Newsletter Issue 49 RSS

Update on EENA Operations Committee

EENA Operations Committee has released the 'eCall TPSP and Emergency Services Authorities Agreement template', the 'Using and optimising GIS in an emergency response' and the 'SMS communication with PSAPs and EROs' operations documents.

'eCall TPSP and Emergency Services Authorities Agreement template'

Managing eCalls directly from cars and from Third Party Service Providers (TPSPs) will be a challenge in the coming months for all emergency service authorities. To that end, EENA has created an Agreement template between the aforementioned TPSPs and emergency services authorities, which will form the basis for informed discussions and negotiations between the two parties.

EENA believes that an agreement between both parties is needed in order to clearly establish procedures and requirements for how eCalls are handled by the TPSPs and how they are sent to the emergency services authorities. This document provides a template of the agreement to be signed by the authority in charge of emergency services and the TPSP. Key considerations have been given the responsibilities of both parties and whilst they may differ from Member State to Member State, there is sufficient flexibility in the template Agreement for any required changes.

EENA encourages the emergency service authorities to consider and use this reference document as the starting point for discussions and to begin this process at the earliest opportunity.

For more information, please click here.

To read the document, please click here.

'Using and optimising GIS in an emergency response'

Access to complete, credible, easy-to-use and timely information about geographical objects and factors, as well as their influence, are the prerequisites for making the right decisions when carrying out different tasks in different situations. By the development and introduction of technologies of geographic information systems (GIS technology), for the time being, non-spatial data received spatial meaning and significance.

Emergency management actions are developed and implemented through the analysis of information. The majority of information is spatial and can be mapped. Once information is mapped and data is linked to the map, emergency management action planning can begin.
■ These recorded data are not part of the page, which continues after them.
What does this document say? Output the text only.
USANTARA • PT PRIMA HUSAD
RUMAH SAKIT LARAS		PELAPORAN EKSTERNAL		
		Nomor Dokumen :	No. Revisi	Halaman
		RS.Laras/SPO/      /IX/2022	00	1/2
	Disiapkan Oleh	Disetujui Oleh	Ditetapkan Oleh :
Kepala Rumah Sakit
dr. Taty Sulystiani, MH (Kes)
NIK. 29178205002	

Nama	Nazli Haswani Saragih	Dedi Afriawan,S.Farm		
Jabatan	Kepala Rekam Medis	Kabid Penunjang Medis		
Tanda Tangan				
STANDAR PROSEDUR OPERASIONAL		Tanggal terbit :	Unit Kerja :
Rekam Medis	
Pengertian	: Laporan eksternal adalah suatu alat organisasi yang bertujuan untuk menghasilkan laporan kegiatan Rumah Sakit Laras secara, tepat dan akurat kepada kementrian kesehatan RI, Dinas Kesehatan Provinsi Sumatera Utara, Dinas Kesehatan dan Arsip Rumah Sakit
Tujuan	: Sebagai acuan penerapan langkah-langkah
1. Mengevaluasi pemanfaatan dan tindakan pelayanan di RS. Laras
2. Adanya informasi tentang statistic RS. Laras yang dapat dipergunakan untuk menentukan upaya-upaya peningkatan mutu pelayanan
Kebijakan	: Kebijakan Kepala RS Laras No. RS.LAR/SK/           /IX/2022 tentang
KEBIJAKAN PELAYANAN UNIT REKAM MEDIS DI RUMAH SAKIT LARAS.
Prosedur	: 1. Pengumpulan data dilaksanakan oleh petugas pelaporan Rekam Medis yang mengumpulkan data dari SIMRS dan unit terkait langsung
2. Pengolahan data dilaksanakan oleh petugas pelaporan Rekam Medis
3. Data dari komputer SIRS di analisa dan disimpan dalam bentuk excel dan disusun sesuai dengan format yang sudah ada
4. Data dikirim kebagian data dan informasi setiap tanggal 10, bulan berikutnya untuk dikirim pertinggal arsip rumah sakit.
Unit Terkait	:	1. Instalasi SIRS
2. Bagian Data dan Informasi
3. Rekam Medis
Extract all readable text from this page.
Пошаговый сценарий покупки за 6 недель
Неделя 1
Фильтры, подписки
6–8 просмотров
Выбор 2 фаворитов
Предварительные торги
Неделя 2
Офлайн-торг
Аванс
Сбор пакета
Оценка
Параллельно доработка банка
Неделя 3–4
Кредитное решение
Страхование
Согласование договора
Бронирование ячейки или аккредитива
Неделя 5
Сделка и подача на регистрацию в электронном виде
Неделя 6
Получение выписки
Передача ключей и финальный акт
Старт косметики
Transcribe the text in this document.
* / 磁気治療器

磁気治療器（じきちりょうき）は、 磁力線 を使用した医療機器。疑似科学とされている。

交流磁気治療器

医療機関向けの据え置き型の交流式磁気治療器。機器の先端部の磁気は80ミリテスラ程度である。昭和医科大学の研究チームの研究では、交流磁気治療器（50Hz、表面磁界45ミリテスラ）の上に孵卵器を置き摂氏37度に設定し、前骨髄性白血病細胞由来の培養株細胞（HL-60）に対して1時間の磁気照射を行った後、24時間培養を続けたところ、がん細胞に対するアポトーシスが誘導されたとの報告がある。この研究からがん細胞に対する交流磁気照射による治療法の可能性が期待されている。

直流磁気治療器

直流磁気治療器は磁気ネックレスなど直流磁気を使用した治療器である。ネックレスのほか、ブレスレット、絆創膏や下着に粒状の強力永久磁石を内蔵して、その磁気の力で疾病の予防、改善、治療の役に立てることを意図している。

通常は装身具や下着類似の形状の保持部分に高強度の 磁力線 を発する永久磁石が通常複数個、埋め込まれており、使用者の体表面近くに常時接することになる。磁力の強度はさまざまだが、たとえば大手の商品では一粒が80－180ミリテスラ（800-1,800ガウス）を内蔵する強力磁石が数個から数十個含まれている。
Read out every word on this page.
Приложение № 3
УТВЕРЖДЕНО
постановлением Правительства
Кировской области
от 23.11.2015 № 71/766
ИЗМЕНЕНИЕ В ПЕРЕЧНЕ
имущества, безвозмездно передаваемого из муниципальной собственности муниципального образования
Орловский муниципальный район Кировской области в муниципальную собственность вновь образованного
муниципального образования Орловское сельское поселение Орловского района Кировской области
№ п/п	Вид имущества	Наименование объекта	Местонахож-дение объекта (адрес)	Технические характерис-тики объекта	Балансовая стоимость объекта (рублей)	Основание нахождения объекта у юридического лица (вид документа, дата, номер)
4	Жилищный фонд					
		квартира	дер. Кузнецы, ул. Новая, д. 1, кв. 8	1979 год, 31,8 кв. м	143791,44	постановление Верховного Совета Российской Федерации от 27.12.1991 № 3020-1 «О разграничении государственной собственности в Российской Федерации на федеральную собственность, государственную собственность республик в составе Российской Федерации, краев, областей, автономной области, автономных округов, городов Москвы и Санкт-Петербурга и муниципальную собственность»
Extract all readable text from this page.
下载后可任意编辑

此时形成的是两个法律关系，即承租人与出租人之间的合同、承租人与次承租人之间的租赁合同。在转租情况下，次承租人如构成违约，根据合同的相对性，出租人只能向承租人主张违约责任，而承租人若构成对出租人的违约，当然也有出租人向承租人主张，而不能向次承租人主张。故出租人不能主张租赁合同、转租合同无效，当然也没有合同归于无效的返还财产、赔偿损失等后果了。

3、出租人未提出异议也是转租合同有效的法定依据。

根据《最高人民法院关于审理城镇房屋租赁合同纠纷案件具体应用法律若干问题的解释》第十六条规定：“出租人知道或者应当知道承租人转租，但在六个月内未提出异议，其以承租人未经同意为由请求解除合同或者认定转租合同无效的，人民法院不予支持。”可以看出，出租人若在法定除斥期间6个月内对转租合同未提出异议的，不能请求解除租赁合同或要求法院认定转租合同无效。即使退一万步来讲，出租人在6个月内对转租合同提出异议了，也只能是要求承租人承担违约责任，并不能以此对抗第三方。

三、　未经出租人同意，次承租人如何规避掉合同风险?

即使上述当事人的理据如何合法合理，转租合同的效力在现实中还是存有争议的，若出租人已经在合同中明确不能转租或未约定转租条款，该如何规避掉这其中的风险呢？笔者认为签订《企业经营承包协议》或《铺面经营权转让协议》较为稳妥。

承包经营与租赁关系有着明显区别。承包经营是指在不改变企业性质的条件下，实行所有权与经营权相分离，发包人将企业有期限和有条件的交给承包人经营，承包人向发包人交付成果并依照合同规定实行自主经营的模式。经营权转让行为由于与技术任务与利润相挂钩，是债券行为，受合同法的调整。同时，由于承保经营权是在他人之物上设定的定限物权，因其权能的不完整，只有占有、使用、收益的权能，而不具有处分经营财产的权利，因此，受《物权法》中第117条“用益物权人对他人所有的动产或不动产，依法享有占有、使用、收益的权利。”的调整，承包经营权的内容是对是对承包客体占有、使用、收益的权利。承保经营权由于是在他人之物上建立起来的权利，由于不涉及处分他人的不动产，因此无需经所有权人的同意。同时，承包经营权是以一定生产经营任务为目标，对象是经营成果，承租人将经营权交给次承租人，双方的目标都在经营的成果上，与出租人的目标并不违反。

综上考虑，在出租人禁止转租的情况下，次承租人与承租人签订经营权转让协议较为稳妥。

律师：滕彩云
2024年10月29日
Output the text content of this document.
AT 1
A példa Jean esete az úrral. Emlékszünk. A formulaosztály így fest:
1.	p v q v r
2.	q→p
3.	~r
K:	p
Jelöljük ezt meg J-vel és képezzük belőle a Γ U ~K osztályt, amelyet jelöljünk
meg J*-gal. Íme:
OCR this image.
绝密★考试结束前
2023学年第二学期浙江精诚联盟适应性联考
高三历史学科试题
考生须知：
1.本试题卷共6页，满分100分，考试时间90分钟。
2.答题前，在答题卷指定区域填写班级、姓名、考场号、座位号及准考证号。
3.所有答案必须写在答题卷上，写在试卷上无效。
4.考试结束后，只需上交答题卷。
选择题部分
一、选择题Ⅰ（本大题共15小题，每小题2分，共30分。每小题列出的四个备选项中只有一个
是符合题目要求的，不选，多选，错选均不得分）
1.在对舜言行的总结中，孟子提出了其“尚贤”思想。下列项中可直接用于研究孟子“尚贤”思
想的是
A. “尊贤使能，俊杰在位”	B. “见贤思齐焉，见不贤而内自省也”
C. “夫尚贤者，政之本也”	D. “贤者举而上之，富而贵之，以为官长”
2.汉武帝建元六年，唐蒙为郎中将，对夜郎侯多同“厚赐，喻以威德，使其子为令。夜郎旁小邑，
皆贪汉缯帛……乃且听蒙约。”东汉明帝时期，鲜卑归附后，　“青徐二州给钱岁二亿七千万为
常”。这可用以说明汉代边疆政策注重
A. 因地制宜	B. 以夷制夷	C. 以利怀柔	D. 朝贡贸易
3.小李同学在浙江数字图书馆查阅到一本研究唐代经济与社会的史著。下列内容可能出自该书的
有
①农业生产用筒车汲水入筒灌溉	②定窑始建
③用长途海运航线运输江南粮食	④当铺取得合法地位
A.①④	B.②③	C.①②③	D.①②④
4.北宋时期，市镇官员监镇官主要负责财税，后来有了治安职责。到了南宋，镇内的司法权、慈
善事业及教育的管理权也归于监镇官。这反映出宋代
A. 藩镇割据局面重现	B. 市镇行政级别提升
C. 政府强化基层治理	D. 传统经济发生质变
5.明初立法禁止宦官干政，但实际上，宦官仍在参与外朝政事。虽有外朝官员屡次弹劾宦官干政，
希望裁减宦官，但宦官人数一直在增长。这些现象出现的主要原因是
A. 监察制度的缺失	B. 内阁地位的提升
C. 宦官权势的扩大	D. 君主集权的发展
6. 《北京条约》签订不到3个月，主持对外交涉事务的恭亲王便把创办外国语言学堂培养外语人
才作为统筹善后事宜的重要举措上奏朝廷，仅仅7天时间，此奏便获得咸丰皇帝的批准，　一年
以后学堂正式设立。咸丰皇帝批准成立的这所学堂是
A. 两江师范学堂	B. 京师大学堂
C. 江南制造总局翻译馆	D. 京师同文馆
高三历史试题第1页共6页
Once life, property, and environmental values are combined with hazards and risks, emergency management personnel can formulate mitigation, preparedness, response, and recovery needs.

The document explores ways in which GIS systems and data can be used as a tool for analysis and support for decision making of Public Safety Answering Points (PSAP) within their coverage area.

For more information, please click here.

To read the document, please click here.

‘SMS communication with PSAPs and EROs’

SMS is not dead, even if a lot has changed in mobile messaging, especially in the last couple of years, with an obvious transformation in mobile markets in favour of Apps and other Over The Top (OTT) messaging services. And the reality is that SMS is used for communication with Emergency Services in many places in Europe (as reflected in the latest COCOM Implementation reports) and all over the world (i.e. SMS to 911 in the United States and Canada).

While there are many different uses for SMS during emergencies, it should not be viewed as an alternative for real-time communication such as phone calls because of the differences in approach, costs and of course technology, among other things.

This document reviews current uses of SMS technology in Emergencies for both inbound and outbound communication with PSAPs and EROs; from accessibility to public warning, and from being a backup channel for apps to being a key tool in Advanced Mobile Location. It also compares emergency SMS and voice calls, presents the challenges of using SMS for emergencies, and analyses the different implementations across Europe and beyond, in order to share best practices and experiences.

This new document complements the EENA Operations document on SMS access to 112 published in 2012.